Saline groundwaters counteract up-flow of contaminants- implications for radionuclide repositories?

The high-level nuclear waste, HLW, from Swedish and Finnish reactors will be deposited in crystalline rock at depths around 500 m. The waste is enclosed in steel canisters protected against corrosion by a 5 cm thick copper shell, which ensures a lifetime far longer than 100 000 years. Should some canister be breached any leaking nuclides will have decayed to so low activity that even if they reached the biosphere, they would cause minimal risk to humans. The cost of the copper is significant. The dismantling of the nuclear reactors, with induced activity must also be disposed of and this waste volume is much larger than that of the HLW, which makes it impossible to protect it in the same way. This paper explores if by locating the waste at larger depth where the ground water is more saline, and where the hydraulic conductivity of the rock is lower up-flow of contaminated water can be ensured to be negligible because the denser water at larger depth counteracts up-flow due to negative buoyancy.
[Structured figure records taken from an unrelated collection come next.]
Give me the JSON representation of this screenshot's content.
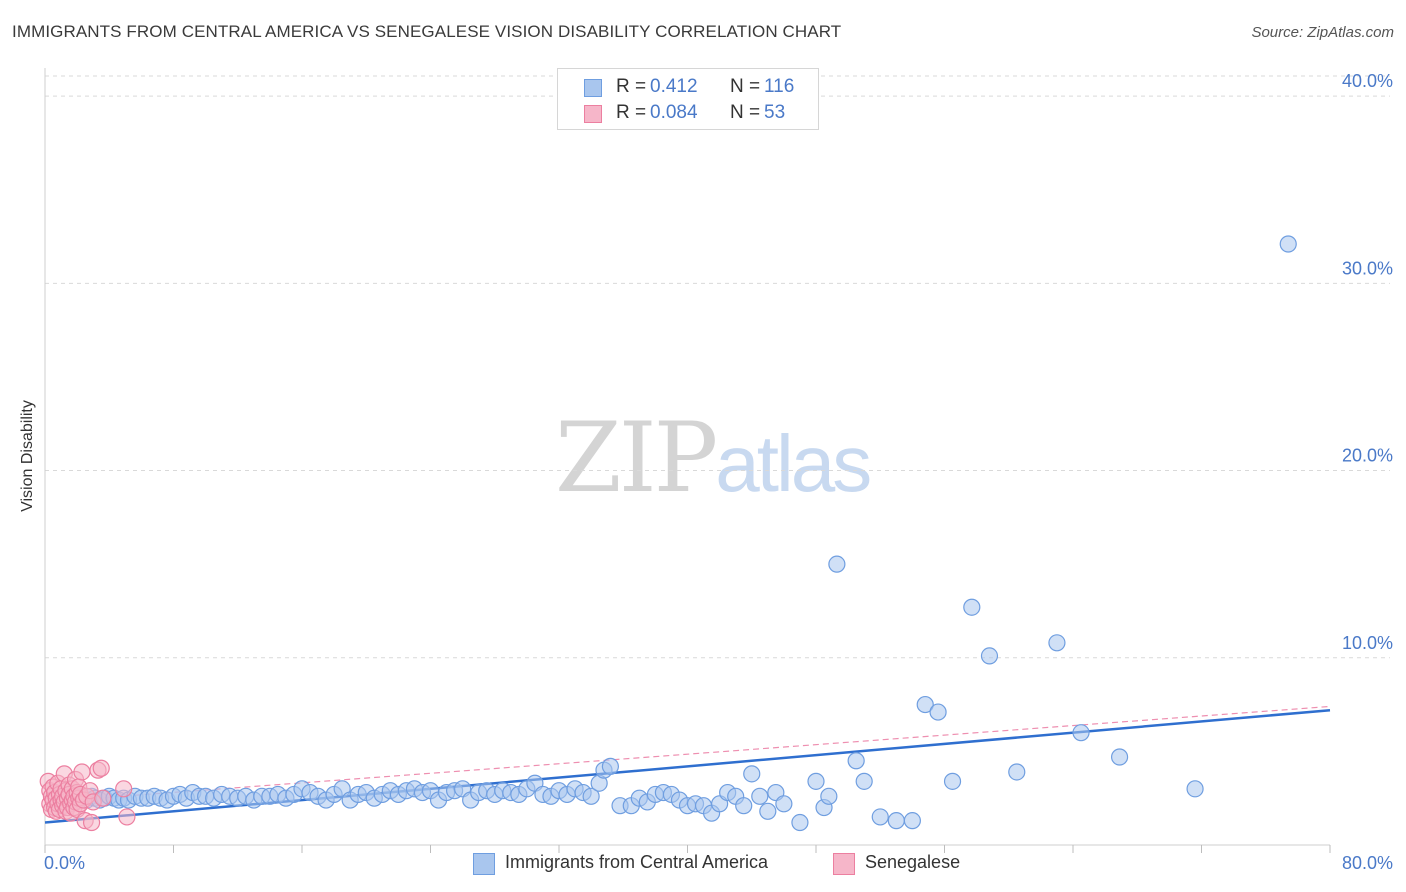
{
  "title": "IMMIGRANTS FROM CENTRAL AMERICA VS SENEGALESE VISION DISABILITY CORRELATION CHART",
  "source": "Source: ZipAtlas.com",
  "watermark": {
    "zip": "ZIP",
    "atlas": "atlas"
  },
  "legend_top": [
    {
      "r_label": "R =",
      "r_value": "0.412",
      "n_label": "N =",
      "n_value": "116"
    },
    {
      "r_label": "R =",
      "r_value": "0.084",
      "n_label": "N =",
      "n_value": "53"
    }
  ],
  "legend_bottom": [
    {
      "label": "Immigrants from Central America"
    },
    {
      "label": "Senegalese"
    }
  ],
  "colors": {
    "blue_fill": "#a9c6ee",
    "blue_stroke": "#6f9ee0",
    "blue_line": "#2f6fcf",
    "pink_fill": "#f6b6c9",
    "pink_stroke": "#ec7fa0",
    "pink_line": "#ee8fb0",
    "tick_text": "#4a79c8",
    "grid": "#d9d9d9"
  },
  "chart_data": {
    "type": "scatter",
    "title": "IMMIGRANTS FROM CENTRAL AMERICA VS SENEGALESE VISION DISABILITY CORRELATION CHART",
    "xlabel": "",
    "ylabel": "Vision Disability",
    "xlim": [
      0,
      80
    ],
    "ylim": [
      0,
      41.5
    ],
    "x_tick_labels": [
      "0.0%",
      "80.0%"
    ],
    "y_ticks": [
      10,
      20,
      30,
      40
    ],
    "y_tick_labels": [
      "10.0%",
      "20.0%",
      "30.0%",
      "40.0%"
    ],
    "grid": true,
    "series": [
      {
        "name": "Immigrants from Central America",
        "r": 0.412,
        "n": 116,
        "trend": {
          "x": [
            0,
            80
          ],
          "y": [
            1.2,
            7.2
          ]
        },
        "points": [
          [
            1.2,
            2.4
          ],
          [
            1.6,
            2.5
          ],
          [
            1.8,
            2.3
          ],
          [
            2.0,
            2.6
          ],
          [
            2.3,
            2.5
          ],
          [
            2.6,
            2.4
          ],
          [
            2.9,
            2.6
          ],
          [
            3.1,
            2.5
          ],
          [
            3.4,
            2.4
          ],
          [
            3.7,
            2.5
          ],
          [
            4.0,
            2.6
          ],
          [
            4.3,
            2.5
          ],
          [
            4.6,
            2.4
          ],
          [
            4.9,
            2.5
          ],
          [
            5.2,
            2.4
          ],
          [
            5.6,
            2.6
          ],
          [
            6.0,
            2.5
          ],
          [
            6.4,
            2.5
          ],
          [
            6.8,
            2.6
          ],
          [
            7.2,
            2.5
          ],
          [
            7.6,
            2.4
          ],
          [
            8.0,
            2.6
          ],
          [
            8.4,
            2.7
          ],
          [
            8.8,
            2.5
          ],
          [
            9.2,
            2.8
          ],
          [
            9.6,
            2.6
          ],
          [
            10.0,
            2.6
          ],
          [
            10.5,
            2.5
          ],
          [
            11.0,
            2.7
          ],
          [
            11.5,
            2.6
          ],
          [
            12.0,
            2.5
          ],
          [
            12.5,
            2.6
          ],
          [
            13.0,
            2.4
          ],
          [
            13.5,
            2.6
          ],
          [
            14.0,
            2.6
          ],
          [
            14.5,
            2.7
          ],
          [
            15.0,
            2.5
          ],
          [
            15.5,
            2.7
          ],
          [
            16.0,
            3.0
          ],
          [
            16.5,
            2.8
          ],
          [
            17.0,
            2.6
          ],
          [
            17.5,
            2.4
          ],
          [
            18.0,
            2.7
          ],
          [
            18.5,
            3.0
          ],
          [
            19.0,
            2.4
          ],
          [
            19.5,
            2.7
          ],
          [
            20.0,
            2.8
          ],
          [
            20.5,
            2.5
          ],
          [
            21.0,
            2.7
          ],
          [
            21.5,
            2.9
          ],
          [
            22.0,
            2.7
          ],
          [
            22.5,
            2.9
          ],
          [
            23.0,
            3.0
          ],
          [
            23.5,
            2.8
          ],
          [
            24.0,
            2.9
          ],
          [
            24.5,
            2.4
          ],
          [
            25.0,
            2.8
          ],
          [
            25.5,
            2.9
          ],
          [
            26.0,
            3.0
          ],
          [
            26.5,
            2.4
          ],
          [
            27.0,
            2.8
          ],
          [
            27.5,
            2.9
          ],
          [
            28.0,
            2.7
          ],
          [
            28.5,
            2.9
          ],
          [
            29.0,
            2.8
          ],
          [
            29.5,
            2.7
          ],
          [
            30.0,
            3.0
          ],
          [
            30.5,
            3.3
          ],
          [
            31.0,
            2.7
          ],
          [
            31.5,
            2.6
          ],
          [
            32.0,
            2.9
          ],
          [
            32.5,
            2.7
          ],
          [
            33.0,
            3.0
          ],
          [
            33.5,
            2.8
          ],
          [
            34.0,
            2.6
          ],
          [
            34.5,
            3.3
          ],
          [
            34.8,
            4.0
          ],
          [
            35.2,
            4.2
          ],
          [
            35.8,
            2.1
          ],
          [
            36.5,
            2.1
          ],
          [
            37.0,
            2.5
          ],
          [
            37.5,
            2.3
          ],
          [
            38.0,
            2.7
          ],
          [
            38.5,
            2.8
          ],
          [
            39.0,
            2.7
          ],
          [
            39.5,
            2.4
          ],
          [
            40.0,
            2.1
          ],
          [
            40.5,
            2.2
          ],
          [
            41.0,
            2.1
          ],
          [
            41.5,
            1.7
          ],
          [
            42.0,
            2.2
          ],
          [
            42.5,
            2.8
          ],
          [
            43.0,
            2.6
          ],
          [
            43.5,
            2.1
          ],
          [
            44.0,
            3.8
          ],
          [
            44.5,
            2.6
          ],
          [
            45.0,
            1.8
          ],
          [
            45.5,
            2.8
          ],
          [
            46.0,
            2.2
          ],
          [
            47.0,
            1.2
          ],
          [
            48.0,
            3.4
          ],
          [
            48.5,
            2.0
          ],
          [
            49.3,
            15.0
          ],
          [
            50.5,
            4.5
          ],
          [
            51.0,
            3.4
          ],
          [
            52.0,
            1.5
          ],
          [
            53.0,
            1.3
          ],
          [
            54.0,
            1.3
          ],
          [
            54.8,
            7.5
          ],
          [
            55.6,
            7.1
          ],
          [
            56.5,
            3.4
          ],
          [
            57.7,
            12.7
          ],
          [
            58.8,
            10.1
          ],
          [
            60.5,
            3.9
          ],
          [
            63.0,
            10.8
          ],
          [
            64.5,
            6.0
          ],
          [
            66.9,
            4.7
          ],
          [
            71.6,
            3.0
          ],
          [
            77.4,
            32.1
          ],
          [
            48.8,
            2.6
          ]
        ]
      },
      {
        "name": "Senegalese",
        "r": 0.084,
        "n": 53,
        "trend": {
          "x": [
            0,
            80
          ],
          "y": [
            2.3,
            7.4
          ]
        },
        "points": [
          [
            0.2,
            3.4
          ],
          [
            0.3,
            2.9
          ],
          [
            0.3,
            2.2
          ],
          [
            0.4,
            1.9
          ],
          [
            0.4,
            2.6
          ],
          [
            0.5,
            3.1
          ],
          [
            0.5,
            2.4
          ],
          [
            0.6,
            2.0
          ],
          [
            0.6,
            2.8
          ],
          [
            0.7,
            1.8
          ],
          [
            0.7,
            2.5
          ],
          [
            0.8,
            3.3
          ],
          [
            0.8,
            2.2
          ],
          [
            0.9,
            2.7
          ],
          [
            0.9,
            1.9
          ],
          [
            1.0,
            2.4
          ],
          [
            1.0,
            3.0
          ],
          [
            1.1,
            2.1
          ],
          [
            1.1,
            2.6
          ],
          [
            1.2,
            3.8
          ],
          [
            1.2,
            2.3
          ],
          [
            1.3,
            1.8
          ],
          [
            1.3,
            2.9
          ],
          [
            1.4,
            2.5
          ],
          [
            1.4,
            2.0
          ],
          [
            1.5,
            3.2
          ],
          [
            1.5,
            2.7
          ],
          [
            1.6,
            2.2
          ],
          [
            1.6,
            1.7
          ],
          [
            1.7,
            2.4
          ],
          [
            1.7,
            3.0
          ],
          [
            1.8,
            2.0
          ],
          [
            1.8,
            2.6
          ],
          [
            1.9,
            3.5
          ],
          [
            1.9,
            2.3
          ],
          [
            2.0,
            2.8
          ],
          [
            2.0,
            1.9
          ],
          [
            2.1,
            2.5
          ],
          [
            2.1,
            3.1
          ],
          [
            2.2,
            2.2
          ],
          [
            2.2,
            2.7
          ],
          [
            2.3,
            3.9
          ],
          [
            2.4,
            2.4
          ],
          [
            2.5,
            1.3
          ],
          [
            2.6,
            2.6
          ],
          [
            2.8,
            2.9
          ],
          [
            2.9,
            1.2
          ],
          [
            3.0,
            2.3
          ],
          [
            3.3,
            4.0
          ],
          [
            3.5,
            4.1
          ],
          [
            3.6,
            2.5
          ],
          [
            4.9,
            3.0
          ],
          [
            5.1,
            1.5
          ]
        ]
      }
    ]
  }
}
Several processes that could cause local up-flow are addressed, such as infiltration of meteoric water, impact of surface topology, heat production of the waste, geothermal gradient, salinity gradient, hydraulic conductivity heterogeneities and salt migration between seeping water and salt in matrix pore water. Flow and transport simulations using data from extensive field investigations over more than ten years with scores of km deep boreholes suggest that a HLW repository at around one km depth may be sufficient to hinder up-flow to the biosphere.